Since last October, when actress Ashley Judd spoke to the New York Times about her own experience as a victim of Harvey Weinstein’s harassment, thousands of women have come forward claiming to have had similar experiences. These individual cries for help have turned into a whole movement that uses the “Me Too” mantra, created by Tarana Burke decades ago.
The chief editor for Time Magazine has defined this movement as the “fastest-moving social change we’ve seen in decades”, so much that the magazine has named the “Silence Breakers” as Person of the Year for 2017. Actresses, pop stars, but also journalists, entrepreneurs and housekeepers have come forward to tell their own stories, hoping that it would give women (and men) all over the world, the strength to come forward and share their own experiences. However, what is truly revolutionary about “Me Too” is that, maybe for the first time ever, people are ready to hold perpetrators accountable for their actions.
Now that this issue has gotten this much attention from the media, the real question is: how will this movement foster change for women in the workplace?

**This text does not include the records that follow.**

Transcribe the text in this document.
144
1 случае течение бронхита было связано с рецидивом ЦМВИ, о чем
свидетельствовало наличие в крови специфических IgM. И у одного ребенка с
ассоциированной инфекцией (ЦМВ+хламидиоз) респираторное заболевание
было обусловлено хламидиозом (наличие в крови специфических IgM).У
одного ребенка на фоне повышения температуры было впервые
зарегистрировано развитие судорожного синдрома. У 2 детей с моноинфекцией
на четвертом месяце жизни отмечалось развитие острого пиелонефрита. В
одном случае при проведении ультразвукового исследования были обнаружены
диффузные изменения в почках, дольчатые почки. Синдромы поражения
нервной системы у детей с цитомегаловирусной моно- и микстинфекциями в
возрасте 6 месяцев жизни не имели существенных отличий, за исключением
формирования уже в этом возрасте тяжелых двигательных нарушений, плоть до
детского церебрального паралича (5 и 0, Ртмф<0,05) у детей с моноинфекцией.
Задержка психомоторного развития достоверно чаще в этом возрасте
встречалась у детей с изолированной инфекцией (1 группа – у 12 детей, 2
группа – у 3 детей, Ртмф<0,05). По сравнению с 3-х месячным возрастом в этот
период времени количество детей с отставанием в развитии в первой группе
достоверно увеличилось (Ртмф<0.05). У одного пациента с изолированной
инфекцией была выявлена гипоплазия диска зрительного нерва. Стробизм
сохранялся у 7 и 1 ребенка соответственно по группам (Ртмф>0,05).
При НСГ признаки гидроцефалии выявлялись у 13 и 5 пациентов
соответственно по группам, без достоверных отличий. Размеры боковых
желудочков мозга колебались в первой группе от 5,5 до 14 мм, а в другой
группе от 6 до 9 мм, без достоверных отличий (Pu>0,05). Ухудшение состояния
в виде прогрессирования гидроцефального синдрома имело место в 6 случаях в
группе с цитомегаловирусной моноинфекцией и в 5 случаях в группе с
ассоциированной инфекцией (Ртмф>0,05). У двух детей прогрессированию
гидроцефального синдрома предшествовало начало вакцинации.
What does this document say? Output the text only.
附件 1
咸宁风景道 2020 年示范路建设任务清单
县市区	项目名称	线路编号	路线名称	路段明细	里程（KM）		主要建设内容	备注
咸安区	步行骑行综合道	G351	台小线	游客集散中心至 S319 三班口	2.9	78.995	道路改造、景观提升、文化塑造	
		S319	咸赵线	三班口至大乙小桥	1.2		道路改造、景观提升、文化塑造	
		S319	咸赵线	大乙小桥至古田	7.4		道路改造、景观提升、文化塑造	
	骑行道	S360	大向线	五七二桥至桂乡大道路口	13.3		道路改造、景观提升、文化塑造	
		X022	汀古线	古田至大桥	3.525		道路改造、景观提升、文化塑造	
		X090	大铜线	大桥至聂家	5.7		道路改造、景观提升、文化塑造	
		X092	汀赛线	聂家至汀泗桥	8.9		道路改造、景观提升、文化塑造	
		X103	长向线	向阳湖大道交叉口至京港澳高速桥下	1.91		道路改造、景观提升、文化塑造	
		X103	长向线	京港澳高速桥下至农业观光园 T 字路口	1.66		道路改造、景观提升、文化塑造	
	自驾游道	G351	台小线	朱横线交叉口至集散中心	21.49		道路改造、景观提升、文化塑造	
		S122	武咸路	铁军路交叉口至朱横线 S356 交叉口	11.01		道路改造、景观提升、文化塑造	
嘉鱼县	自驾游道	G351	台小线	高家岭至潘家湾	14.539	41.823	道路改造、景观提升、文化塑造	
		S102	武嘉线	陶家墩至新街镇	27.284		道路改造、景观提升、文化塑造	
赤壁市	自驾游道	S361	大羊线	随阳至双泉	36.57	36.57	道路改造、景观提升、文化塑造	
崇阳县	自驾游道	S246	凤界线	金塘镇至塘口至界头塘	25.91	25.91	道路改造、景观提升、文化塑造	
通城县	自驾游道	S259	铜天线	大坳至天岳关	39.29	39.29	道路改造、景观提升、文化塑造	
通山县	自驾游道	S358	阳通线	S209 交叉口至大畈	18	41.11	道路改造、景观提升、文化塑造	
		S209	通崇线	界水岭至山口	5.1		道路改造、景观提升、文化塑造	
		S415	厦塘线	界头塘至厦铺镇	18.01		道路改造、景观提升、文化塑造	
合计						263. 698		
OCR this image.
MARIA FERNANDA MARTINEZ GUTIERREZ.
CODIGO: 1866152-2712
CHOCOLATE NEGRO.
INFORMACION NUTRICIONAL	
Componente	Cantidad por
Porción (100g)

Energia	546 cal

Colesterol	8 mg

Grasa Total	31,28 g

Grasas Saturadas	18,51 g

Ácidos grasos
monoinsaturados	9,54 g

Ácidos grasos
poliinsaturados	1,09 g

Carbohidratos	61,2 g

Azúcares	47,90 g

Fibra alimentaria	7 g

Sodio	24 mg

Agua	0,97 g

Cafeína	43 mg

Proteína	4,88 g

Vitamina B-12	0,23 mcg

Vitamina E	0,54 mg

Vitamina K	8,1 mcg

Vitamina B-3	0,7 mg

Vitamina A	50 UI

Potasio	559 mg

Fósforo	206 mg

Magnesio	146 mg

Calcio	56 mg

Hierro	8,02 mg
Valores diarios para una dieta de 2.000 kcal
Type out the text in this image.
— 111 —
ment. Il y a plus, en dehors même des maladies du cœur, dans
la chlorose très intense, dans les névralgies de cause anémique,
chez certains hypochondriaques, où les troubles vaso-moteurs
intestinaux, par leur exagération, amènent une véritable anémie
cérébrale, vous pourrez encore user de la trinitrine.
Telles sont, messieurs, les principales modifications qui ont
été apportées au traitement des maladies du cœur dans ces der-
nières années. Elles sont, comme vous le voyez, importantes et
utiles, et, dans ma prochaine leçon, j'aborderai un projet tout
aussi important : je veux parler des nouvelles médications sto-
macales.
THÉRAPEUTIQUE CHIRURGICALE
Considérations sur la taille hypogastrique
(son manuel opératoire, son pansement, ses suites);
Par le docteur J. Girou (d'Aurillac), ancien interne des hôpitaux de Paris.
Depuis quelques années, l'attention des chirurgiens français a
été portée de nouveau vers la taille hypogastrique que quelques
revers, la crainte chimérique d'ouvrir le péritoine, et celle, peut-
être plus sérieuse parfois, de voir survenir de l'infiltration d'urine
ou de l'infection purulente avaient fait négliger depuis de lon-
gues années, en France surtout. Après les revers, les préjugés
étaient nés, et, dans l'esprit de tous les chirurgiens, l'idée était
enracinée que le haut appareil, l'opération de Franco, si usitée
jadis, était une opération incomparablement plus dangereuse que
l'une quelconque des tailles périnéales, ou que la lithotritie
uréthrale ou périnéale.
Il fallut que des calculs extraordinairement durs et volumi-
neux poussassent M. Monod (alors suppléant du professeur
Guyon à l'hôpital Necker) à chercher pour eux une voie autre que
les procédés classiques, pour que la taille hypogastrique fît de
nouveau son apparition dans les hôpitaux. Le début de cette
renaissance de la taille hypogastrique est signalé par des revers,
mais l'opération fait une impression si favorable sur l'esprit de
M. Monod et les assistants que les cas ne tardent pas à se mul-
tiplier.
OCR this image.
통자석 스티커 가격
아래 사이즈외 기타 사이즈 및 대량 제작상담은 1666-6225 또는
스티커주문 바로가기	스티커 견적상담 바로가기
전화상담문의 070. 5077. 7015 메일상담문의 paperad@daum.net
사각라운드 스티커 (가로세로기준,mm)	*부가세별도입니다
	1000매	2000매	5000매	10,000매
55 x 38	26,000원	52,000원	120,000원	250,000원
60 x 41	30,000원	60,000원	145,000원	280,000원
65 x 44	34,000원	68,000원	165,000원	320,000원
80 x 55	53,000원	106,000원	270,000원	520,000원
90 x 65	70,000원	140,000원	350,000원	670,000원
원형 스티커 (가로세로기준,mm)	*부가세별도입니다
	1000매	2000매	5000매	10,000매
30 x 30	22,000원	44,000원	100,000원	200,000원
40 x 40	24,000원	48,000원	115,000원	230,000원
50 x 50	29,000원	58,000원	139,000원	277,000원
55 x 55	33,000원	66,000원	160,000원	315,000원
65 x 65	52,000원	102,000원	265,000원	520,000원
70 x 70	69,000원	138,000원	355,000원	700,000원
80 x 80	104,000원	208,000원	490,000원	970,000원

Although coming forward is a first fundamental step, it is not enough. A real systematic change is needed to protect individuals across the whole spectrum, from those who have little power, to those who are trying to climb to corporate ladder. In a recent post, Sheryl Sandberg, Facebook’s COO, suggested that every workplace should “start with clear principles, then institute policies to support them.” She proposed a workplace training for standard behaviour as well as the necessity to “treat all claims with seriousness, urgency and respect.” All complaints need to be handled so that the person being harassed is not the one getting punished. She further emphasised how every employee has a key role in keeping the working environment a safe place, so that one day, no one will be fearful of reporting harassment or dread it might impact negatively their own career.
Moreover, this driver is a huge opportunity to raise gender equity in the workplace, granting women more opportunities as well as more respect.
Studies have shown that harassment takes place in environments where men dominate management and women have little to no power. This is exemplified by the recent harassment and abuse cases in the entertainment and media industries, but it is also happening in others, so much that, as the Harvard Business Review has recently reported, “male-dominated management teams expect harassment, creating a culture of complicity.”
In fact, Brande Stellings, advisor for Catalyst, recently told the Washington Post that “part of why women don’t get the top job is that they’re seen as a risky bet because of the stereotypes people have.” But now, “maybe men are a risky bet, and people are asking about the risk of not having women in power”. The evident solution is that we need more women in power. In a world run by men, there are currently only 15 female leaders, most of which are the country’s first woman in power. Furthermore, one third of global businesses have no women in senior management roles and what is even more staggering is that this data has not changed since 2011. This implies that at this rate of change, women will not reach parity until 2060.
The strong cultural prejudice we have built through the centuries – women “take care”, men “take charge” – has unmistakably rooted itself into our corporate culture as well. Although the solution to this problem appears to be simple, it has been consistently difficult to implement, even by the most forward thinking industries such as tech. It should be pointed out that reducing power differential would help not only because women are less likely to harass men, but also because their presence can be fundamental in changing the workplace culture as their perspective tends to be unique and could complement that of the opposite sex, promoting innovation on top of safety.
Hopefully, the fire that has been ignited by the brave silence breakers in 2017 will continue to be fuelled in 2018 and for many more years to come, until an improved focus on sexual harassment will not only ensure safety for women (and everyone else) in the workplace, but also allow them to rise to their extraordinary potential with equal opportunity.